Причина посылки этого письма вызвана необходимостью проинформировать Вас о том, что в 1 месяц года Земляного дракона (27 февраля 1928 года) мы получили Ваше письмо от 15-го дня 12-го месяца Огненного зайца (5 февраля 1928 года). Американцы, именуемые Рел-таг Ригден, прибыли на границу Шангти. Хотя эти люди добивались от нас разрешения войти в Лхасу, в согласии с Вашим первым письмом и последующими приватными письмами, мы не разрешили иностранцам войти в Лхасу. В Вашем прошлогоднем письме Вы просили вернуть этих людей. Они попросили у нас разрешения идти назад из Нагчу (1) через Намру (2), Нагтзанг (3), Сага (4), Шекар (5), Тингу (6), Кампа (7) и через Сикким, а не по внутреннему Тибету. Мы разрешили им вернуться через места, упомянутые выше. Мы отрядили нашего человека сопровождать их»[339].

Все, что мог сделать теперь английский резидент в Сиккиме, так это немедленно послать телеграмму в Лхасу, а чуть позже отправить и письмо, в котором говорилось:

«От полковника Ф. М. Бейли, политического агента в Сиккиме, министрам Тибета, Лхасы, Тибет, от 13 апреля 1928 г., Гангток…

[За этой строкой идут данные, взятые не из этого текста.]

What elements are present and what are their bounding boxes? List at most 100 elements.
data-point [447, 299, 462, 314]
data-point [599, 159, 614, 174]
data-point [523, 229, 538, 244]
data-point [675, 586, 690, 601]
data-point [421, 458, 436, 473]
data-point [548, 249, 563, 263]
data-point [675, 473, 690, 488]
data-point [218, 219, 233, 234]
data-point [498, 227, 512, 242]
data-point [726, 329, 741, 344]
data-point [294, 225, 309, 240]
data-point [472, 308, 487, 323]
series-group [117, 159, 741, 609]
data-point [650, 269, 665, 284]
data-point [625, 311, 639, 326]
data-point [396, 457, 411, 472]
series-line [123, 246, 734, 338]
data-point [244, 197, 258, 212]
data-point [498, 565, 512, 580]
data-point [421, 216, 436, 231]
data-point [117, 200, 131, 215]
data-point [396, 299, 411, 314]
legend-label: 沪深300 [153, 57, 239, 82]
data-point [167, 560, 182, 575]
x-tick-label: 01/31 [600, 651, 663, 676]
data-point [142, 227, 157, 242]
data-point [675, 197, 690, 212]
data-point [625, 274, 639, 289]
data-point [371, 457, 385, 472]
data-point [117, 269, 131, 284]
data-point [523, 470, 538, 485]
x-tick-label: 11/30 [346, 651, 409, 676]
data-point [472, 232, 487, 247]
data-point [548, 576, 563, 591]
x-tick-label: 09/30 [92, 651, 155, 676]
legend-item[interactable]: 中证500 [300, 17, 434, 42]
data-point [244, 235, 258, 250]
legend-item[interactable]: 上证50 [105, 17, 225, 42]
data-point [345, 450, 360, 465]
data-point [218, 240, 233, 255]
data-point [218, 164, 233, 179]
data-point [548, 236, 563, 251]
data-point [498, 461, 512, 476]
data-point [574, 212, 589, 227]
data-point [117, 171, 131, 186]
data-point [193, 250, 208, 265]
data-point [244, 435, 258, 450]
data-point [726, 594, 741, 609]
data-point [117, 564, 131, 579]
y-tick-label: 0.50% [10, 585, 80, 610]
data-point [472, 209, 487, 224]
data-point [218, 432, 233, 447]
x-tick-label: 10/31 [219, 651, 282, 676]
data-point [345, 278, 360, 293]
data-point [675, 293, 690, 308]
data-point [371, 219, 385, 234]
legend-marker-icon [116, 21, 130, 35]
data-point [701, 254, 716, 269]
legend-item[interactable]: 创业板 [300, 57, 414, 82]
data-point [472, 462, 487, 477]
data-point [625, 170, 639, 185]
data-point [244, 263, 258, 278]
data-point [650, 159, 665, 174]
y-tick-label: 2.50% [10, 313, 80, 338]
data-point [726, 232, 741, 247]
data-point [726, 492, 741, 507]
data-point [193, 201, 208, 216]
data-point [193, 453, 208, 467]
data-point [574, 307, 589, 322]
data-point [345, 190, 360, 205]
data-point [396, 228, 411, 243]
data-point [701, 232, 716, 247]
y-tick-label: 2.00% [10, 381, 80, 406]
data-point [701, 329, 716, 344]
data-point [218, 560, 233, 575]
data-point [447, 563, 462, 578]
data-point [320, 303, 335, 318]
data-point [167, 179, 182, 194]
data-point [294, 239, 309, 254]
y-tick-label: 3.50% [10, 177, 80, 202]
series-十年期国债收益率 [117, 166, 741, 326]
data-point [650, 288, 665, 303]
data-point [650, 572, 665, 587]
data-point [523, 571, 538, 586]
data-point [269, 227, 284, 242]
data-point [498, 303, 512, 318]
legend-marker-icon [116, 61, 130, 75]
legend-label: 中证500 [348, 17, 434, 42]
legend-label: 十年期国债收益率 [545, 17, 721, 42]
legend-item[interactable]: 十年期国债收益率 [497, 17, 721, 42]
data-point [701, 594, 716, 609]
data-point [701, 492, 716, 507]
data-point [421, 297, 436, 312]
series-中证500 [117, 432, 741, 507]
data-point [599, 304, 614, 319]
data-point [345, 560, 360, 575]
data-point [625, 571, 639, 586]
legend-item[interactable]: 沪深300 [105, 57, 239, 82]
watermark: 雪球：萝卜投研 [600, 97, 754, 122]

Я получил Ваше письмо от 24-го дня 1-го месяца (15 марта 1928 года). В Вашем письме ко мне от 23 декабря Вы сообщили, что приказали правителю Нагчу отослать этих людей (Рел-таг или Ригден) „назад“, но теперь я узнал, что Вы посылаете их в Индию. Мы не хотим иметь этих людей в Индии, поэтому я протелеграфировал Вам указание отослать этих людей назад тем путем, которым они пришли. Я надеюсь, что Вы сделали это»[340].

Когда караван был уже на пути в Индию, такие письма и телеграммы уже не имели значения. Но полковник Ф. М. Бейли до конца не знал, правду ли сообщают лхасские власти. Может быть, встреча Н. К. Рериха с Далай-ламой все-таки произошла и поэтому экспедиция спокойно возвращается в Индию.

Только в мае экспедиция пересекла границу Индии и вошла в княжество Сикким. Никакие противодействия английских властей теперь не могли помешать Н. К. Рериху. В одном из отчетов полковник Ф. М. Бейли писал:

«Получено сообщение, что группа Рериха прибыла сегодня утром в Сингхик, в двух переходах или в 24 милях отсюда. Делаются усилия, чтобы задержать их, но они могут прибыть завтра и, уверен, будут пытаться послать телеграммы. Могу ли я проинструктировать телеграфное ведомство не отправлять их послания?»[341]